The ability to use gene therapy to change one’s skin color completely is one of them. I have done a lot of research on seeing whether it is even theoretically possible to use gene therapy in some way to increase a person’s height so I understand at a very basic level how gene therapy works.
After studying over the article written above, and looking back at how a basic gene therapy would go, it seems that it is indeed possible for people to change the color of their skin.
From gene therapy, the basic idea is to take some cells from a person, put the cells in a culture, surgically remove the gene that they want to delete or cut out, or use a vector with the mutation or slightly altered gene added into the cells in the culture, and have the culture put back in the person’s body.

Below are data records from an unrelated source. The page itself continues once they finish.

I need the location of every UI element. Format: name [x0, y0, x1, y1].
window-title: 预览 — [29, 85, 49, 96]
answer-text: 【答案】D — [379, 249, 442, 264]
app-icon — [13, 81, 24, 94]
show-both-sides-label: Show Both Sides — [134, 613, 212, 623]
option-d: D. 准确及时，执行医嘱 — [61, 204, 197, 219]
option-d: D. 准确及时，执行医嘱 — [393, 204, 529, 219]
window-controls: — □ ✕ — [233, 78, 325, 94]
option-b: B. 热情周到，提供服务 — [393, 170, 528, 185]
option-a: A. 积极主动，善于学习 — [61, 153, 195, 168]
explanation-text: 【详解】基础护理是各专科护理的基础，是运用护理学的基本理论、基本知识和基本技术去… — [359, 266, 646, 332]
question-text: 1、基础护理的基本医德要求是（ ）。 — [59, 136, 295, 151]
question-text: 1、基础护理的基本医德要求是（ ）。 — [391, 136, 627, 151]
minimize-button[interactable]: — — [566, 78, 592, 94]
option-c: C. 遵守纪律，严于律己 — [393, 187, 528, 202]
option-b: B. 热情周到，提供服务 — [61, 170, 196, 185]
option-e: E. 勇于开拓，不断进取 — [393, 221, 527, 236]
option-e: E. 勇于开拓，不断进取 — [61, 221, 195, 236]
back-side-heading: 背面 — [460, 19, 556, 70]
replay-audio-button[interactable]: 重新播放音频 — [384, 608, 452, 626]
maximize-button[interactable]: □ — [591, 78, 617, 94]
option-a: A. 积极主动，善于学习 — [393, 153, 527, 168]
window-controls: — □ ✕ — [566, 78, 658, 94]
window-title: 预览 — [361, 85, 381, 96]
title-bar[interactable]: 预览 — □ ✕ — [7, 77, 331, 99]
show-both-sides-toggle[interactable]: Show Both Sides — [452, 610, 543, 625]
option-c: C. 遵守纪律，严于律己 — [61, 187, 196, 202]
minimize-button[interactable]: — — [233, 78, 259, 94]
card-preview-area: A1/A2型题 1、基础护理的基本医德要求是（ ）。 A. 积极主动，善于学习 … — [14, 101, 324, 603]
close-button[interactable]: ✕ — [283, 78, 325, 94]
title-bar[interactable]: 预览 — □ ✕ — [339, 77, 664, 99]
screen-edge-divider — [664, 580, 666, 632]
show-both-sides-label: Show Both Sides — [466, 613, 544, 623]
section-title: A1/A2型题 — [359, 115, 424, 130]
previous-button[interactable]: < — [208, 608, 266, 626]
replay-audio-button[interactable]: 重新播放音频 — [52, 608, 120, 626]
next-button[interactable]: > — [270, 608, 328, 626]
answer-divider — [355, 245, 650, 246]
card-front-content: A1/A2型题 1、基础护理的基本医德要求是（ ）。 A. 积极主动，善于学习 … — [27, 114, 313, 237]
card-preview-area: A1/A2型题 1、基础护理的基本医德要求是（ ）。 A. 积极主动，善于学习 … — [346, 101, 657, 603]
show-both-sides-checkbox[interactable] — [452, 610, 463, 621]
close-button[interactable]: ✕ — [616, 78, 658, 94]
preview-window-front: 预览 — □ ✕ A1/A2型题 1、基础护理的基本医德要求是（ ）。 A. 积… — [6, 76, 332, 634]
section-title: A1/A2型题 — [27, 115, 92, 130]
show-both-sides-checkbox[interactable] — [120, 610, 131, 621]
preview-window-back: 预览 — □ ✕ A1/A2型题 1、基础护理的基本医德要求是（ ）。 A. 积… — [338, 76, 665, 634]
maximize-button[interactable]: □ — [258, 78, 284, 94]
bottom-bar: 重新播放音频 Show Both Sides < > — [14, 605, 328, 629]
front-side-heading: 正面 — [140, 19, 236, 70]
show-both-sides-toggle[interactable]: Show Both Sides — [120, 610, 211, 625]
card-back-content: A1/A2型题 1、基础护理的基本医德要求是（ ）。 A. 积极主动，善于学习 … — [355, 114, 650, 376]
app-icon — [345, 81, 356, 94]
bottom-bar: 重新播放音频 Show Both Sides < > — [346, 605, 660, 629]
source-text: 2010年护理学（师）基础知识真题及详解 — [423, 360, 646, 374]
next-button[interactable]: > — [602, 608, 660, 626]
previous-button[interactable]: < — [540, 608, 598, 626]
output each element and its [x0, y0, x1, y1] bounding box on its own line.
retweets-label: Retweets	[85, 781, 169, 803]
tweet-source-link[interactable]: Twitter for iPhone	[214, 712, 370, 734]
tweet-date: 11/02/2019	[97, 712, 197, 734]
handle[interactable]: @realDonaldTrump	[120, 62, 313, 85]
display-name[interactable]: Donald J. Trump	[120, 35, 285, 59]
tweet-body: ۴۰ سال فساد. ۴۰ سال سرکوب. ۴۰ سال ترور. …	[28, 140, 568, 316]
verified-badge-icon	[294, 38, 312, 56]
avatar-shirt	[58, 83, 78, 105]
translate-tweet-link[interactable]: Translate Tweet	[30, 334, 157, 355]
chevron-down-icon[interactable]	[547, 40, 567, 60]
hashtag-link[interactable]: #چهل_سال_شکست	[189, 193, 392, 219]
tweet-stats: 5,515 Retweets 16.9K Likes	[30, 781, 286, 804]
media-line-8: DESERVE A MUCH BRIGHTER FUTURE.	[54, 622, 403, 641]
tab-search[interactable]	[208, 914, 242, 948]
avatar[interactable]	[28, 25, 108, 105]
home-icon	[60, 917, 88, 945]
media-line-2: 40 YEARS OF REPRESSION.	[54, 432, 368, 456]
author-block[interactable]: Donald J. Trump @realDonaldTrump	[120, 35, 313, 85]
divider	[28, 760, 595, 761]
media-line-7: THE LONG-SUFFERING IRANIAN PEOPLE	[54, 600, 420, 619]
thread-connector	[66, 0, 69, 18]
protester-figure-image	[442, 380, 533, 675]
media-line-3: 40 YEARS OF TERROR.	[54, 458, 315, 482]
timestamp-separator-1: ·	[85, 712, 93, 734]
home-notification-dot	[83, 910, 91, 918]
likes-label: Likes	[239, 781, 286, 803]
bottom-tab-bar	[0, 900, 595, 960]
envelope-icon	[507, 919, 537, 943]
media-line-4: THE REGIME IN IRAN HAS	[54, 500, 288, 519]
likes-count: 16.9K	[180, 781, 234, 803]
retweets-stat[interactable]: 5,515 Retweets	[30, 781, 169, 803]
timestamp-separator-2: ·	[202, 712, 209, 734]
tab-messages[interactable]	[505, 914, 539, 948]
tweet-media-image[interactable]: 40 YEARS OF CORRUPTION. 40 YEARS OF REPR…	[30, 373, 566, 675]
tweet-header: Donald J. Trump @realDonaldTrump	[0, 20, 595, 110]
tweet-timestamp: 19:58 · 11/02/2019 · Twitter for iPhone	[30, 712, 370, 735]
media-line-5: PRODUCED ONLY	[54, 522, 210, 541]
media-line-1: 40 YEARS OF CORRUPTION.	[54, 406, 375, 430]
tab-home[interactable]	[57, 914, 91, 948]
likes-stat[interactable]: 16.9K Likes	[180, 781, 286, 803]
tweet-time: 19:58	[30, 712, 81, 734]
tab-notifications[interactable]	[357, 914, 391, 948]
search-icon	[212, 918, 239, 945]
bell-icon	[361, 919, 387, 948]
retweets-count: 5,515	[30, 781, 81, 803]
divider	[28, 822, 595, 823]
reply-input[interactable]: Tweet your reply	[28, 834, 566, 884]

The thing is that scientists have found out which gene causes the pigmentation of the skin, which is what determines whether a skin will be dark, darker, light, or lighter. All that will need to be done to get a dark skin or light skin is to combine the vector with the altered gene with a cell with the unmodified gene removed and the result are cells of the person who will have one gene of the entire chromosome changed. The cells are then added back into the body through a transfusion where the new cells are going to completely replace the old cells with the unmodified gene.
The result is that from the change in gene, the overall physical characteristics of the person will change over time.
I am quite aware that there are many cultures that really prize lighter or whiter skin, like in India where the product known as Fair & Lovely (and Fair & Handsome) are extremely popular to make women’s (and men’s) skin lighter. It is a social, psychological and anthropological issue.
While I have shown in this post that it is indeed possible, for over a decade now that genetic engineers can indeed change a person’s skin color using gene manipulation, the issue is really ove r the social consequences of such a thing.
What does it mean to us as human beings to allow for maybe thousands of people to go through with cosmetic surgery to change their skin color?
I and the other height increase researchers may have extreme difficulty in accepting the height we were given by our parents and genetics, but can we at least just accept at least our skin color and race?
I am left to wonder whether it was gene therapy that caused the now past Michael Jackson to change the color of his skin from the natural brown color that he was born with to the extremely white and pale skin he had when he passed away years ago. The article was written back in 1997 and it was said that most scientists working on gene therapy knew that it could be possibly done to change one’s skin color.
With the amount of money that Michael had back then, being so rich and popular, it is not inconceivable to believe that he would try to do such a controversial and radical cosmetic feature as to change his skin color.
I have no idea whether this world wide super star entertainer would ever have an identity issue over the color of his skin and whether he ever had any difficulty in being ‘black’ but I know that almost everyone loved him and had no problem with him being african american.
The official statement was that Michael Jackson’s incredible skin color transformation beginning in the 80s was due to a skin condition known as vitiligo. Recent evidence from autopsies and doctors show that Michael did have vitiligo. However I am left to wonder how was it possible that Jackson’s vitiligo would be so evenly distributed throughout his entire body. I personally have seen many people with the condition of vitiligo but usually the whiteness comes in patches on the face or skin.